Er komt een moment in het leven van elke ouder dat ze het gevreesde “gesprek” moeten hebben.
Voor de vogels en de bijen komt de kerstman praten. Een kind zal maar zo lang in de vrolijke, dikbuikige man geloven voordat hun slimme kleine hersenen de onmogelijkheid beginnen in te zien om elke schoorsteen in de wereld binnen het belachelijk korte tijdsbestek naar beneden te drukken.
Het is een moeilijk onderwerp om te benaderen, omdat je niet wilt dat je kinderen denken dat je zojuist al die tijd tegen ze hebt gelogen; je wilt dat ze begrijpen waarom je ze überhaupt in de kerstman hebt laten geloven.
Martha Brockenbrough heeft ons gezegend met een prachtige brief die ze in 2009 aan haar dochter schreef over de waarheid achter de schenker op de Noordpool. Haar dochter, Lucy, schreef een notitie, allemaal in hoofdletters, natuurlijk voor het lezen van de nadruk: “IK MOET WETEN, BENT U DE KERSTMAN? VERTEL ME DE WAARHEID."
Als auteur van zowel volwassenen- als kinderboeken komen de talenten van Brockenbrough echt tot uiting in deze ongelooflijk ontroerende brief die haar dochter uitleg biedt zonder de magie van Kerstmis te doorbreken.
Brief Bron Martha Brockenbrough
De brief van Brockenbrough heeft sommigen echt geïnspireerd, aangezien we een andere brief aan "Ryan" hebben gevonden die de ronde doet op internet. De onbekende auteurs van deze brief hebben de bovenstaande versie een beetje aangepast; toch is het nog steeds mooi!
Toen de dochter van Jo Walsh acht jaar oud was, begon ze het bestaan van de kerstman in twijfel te trekken. Walsh herinnerde zich dat ze op negenjarige leeftijd de waarheid leerde kennen: ze was boos op haar moeder en oudere zus omdat ze dat voor haar hadden weggehouden, en tegelijkertijd voelde ze zich beroofd. Omdat ze niet wilde dat haar eigen dochter dezelfde negatieve ervaring zou hebben, haalde Walsh inspiratie uit de bovenstaande brief om haar eigen verklaring te verzinnen.

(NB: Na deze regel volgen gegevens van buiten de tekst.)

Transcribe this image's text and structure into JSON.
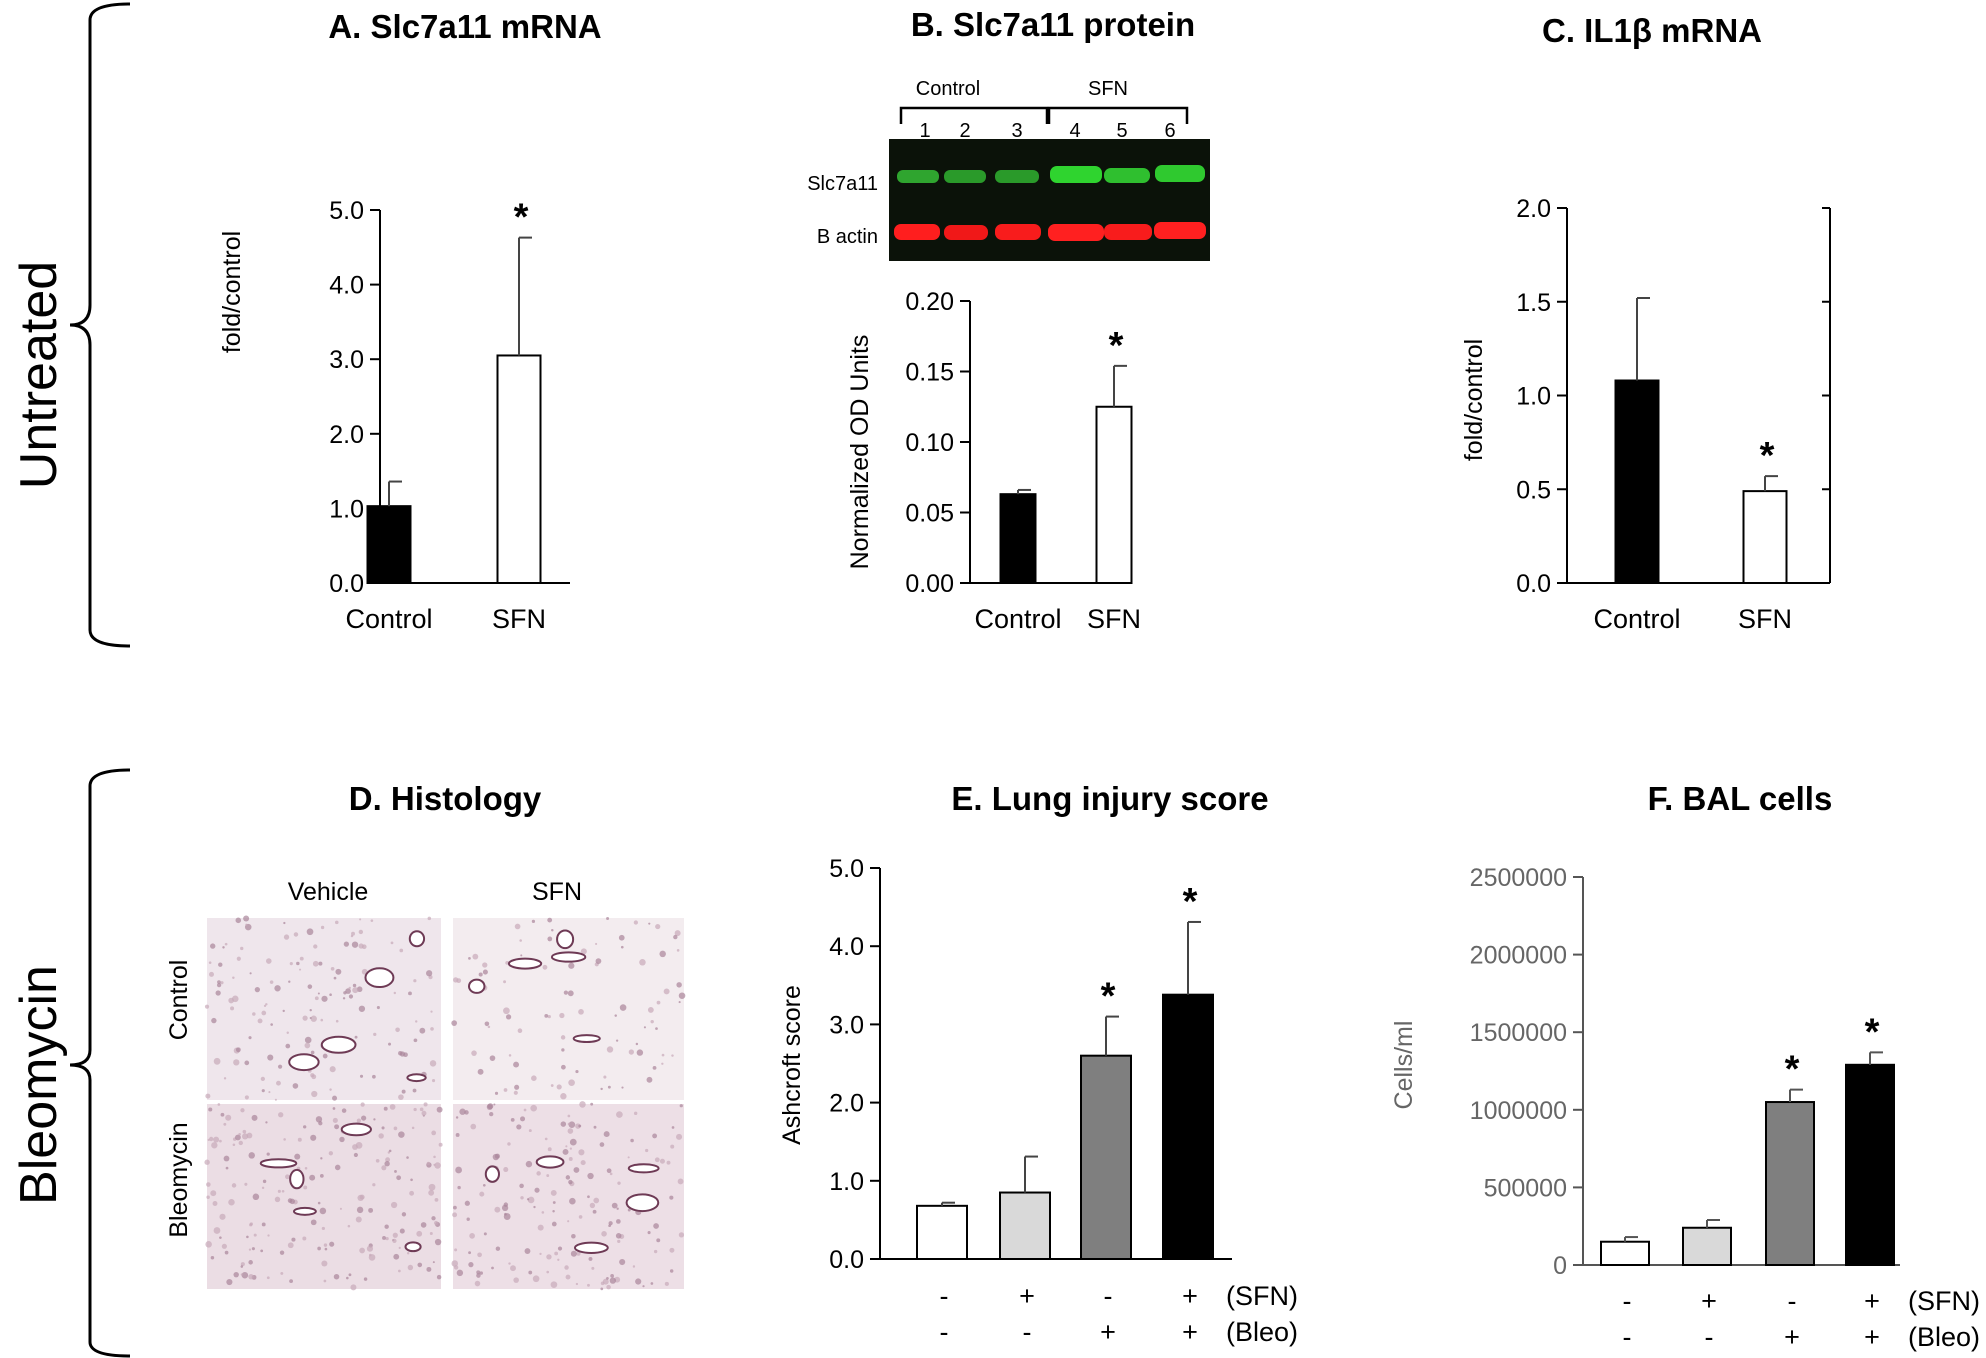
{
  "section_labels": {
    "top": "Untreated",
    "bottom": "Bleomycin"
  },
  "blot": {
    "group_control": "Control",
    "group_sfn": "SFN",
    "lanes": [
      "1",
      "2",
      "3",
      "4",
      "5",
      "6"
    ],
    "row_labels": [
      "Slc7a11",
      "B actin"
    ],
    "colors": {
      "background": "#0b1209",
      "green_band": "#2fd42f",
      "red_band": "#ff1e1e"
    }
  },
  "histology": {
    "col_labels": [
      "Vehicle",
      "SFN"
    ],
    "row_labels": [
      "Control",
      "Bleomycin"
    ]
  },
  "colors": {
    "control_fill": "#000000",
    "sfn_fill": "#ffffff",
    "light_gray": "#d9d9d9",
    "dark_gray": "#7f7f7f",
    "axis_gray": "#666666"
  },
  "chart_data": [
    {
      "id": "A",
      "type": "bar",
      "title": "A.  Slc7a11 mRNA",
      "categories": [
        "Control",
        "SFN"
      ],
      "values": [
        1.03,
        3.05
      ],
      "errors": [
        0.33,
        1.58
      ],
      "significant": [
        false,
        true
      ],
      "ylabel": "fold/control",
      "ylim": [
        0,
        5
      ],
      "yticks": [
        "0.0",
        "1.0",
        "2.0",
        "3.0",
        "4.0",
        "5.0"
      ]
    },
    {
      "id": "B",
      "type": "bar",
      "title": "B.  Slc7a11 protein",
      "categories": [
        "Control",
        "SFN"
      ],
      "values": [
        0.063,
        0.125
      ],
      "errors": [
        0.003,
        0.029
      ],
      "significant": [
        false,
        true
      ],
      "ylabel": "Normalized OD Units",
      "ylim": [
        0,
        0.2
      ],
      "yticks": [
        "0.00",
        "0.05",
        "0.10",
        "0.15",
        "0.20"
      ]
    },
    {
      "id": "C",
      "type": "bar",
      "title": "C.  IL1β mRNA",
      "categories": [
        "Control",
        "SFN"
      ],
      "values": [
        1.08,
        0.49
      ],
      "errors": [
        0.44,
        0.08
      ],
      "significant": [
        false,
        true
      ],
      "ylabel": "fold/control",
      "ylim": [
        0,
        2
      ],
      "yticks": [
        "0.0",
        "0.5",
        "1.0",
        "1.5",
        "2.0"
      ]
    },
    {
      "id": "E",
      "type": "bar",
      "title": "E.  Lung injury score",
      "categories": [
        "-/-",
        "+/-",
        "-/+",
        "+/+"
      ],
      "values": [
        0.68,
        0.85,
        2.6,
        3.38
      ],
      "errors": [
        0.04,
        0.46,
        0.5,
        0.93
      ],
      "significant": [
        false,
        false,
        true,
        true
      ],
      "ylabel": "Ashcroft score",
      "ylim": [
        0,
        5
      ],
      "yticks": [
        "0.0",
        "1.0",
        "2.0",
        "3.0",
        "4.0",
        "5.0"
      ],
      "sfn_row": [
        "-",
        "+",
        "-",
        "+"
      ],
      "bleo_row": [
        "-",
        "-",
        "+",
        "+"
      ],
      "row_labels": [
        "(SFN)",
        "(Bleo)"
      ]
    },
    {
      "id": "F",
      "type": "bar",
      "title": "F.  BAL cells",
      "categories": [
        "-/-",
        "+/-",
        "-/+",
        "+/+"
      ],
      "values": [
        150000,
        240000,
        1050000,
        1290000
      ],
      "errors": [
        30000,
        50000,
        80000,
        80000
      ],
      "significant": [
        false,
        false,
        true,
        true
      ],
      "ylabel": "Cells/ml",
      "ylim": [
        0,
        2500000
      ],
      "yticks": [
        "0",
        "500000",
        "1000000",
        "1500000",
        "2000000",
        "2500000"
      ],
      "sfn_row": [
        "-",
        "+",
        "-",
        "+"
      ],
      "bleo_row": [
        "-",
        "-",
        "+",
        "+"
      ],
      "row_labels": [
        "(SFN)",
        "(Bleo)"
      ]
    }
  ]
}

Jonathan Ryan Vassallo schreef een kort verhaal, Papa, is de kerstman echt? , dat voornamelijk bestaat uit een dialoog tussen een vader en een zoon enkele dagen voor Kerstmis. Hoewel het vaderpersonage, meneer Bell, de vraag van zijn zoon nooit echt beantwoordde, zette hij hem aan het denken en zijn eigen beslissing te nemen over of hij wel of niet wil geloven, en wat het betekent om te geloven.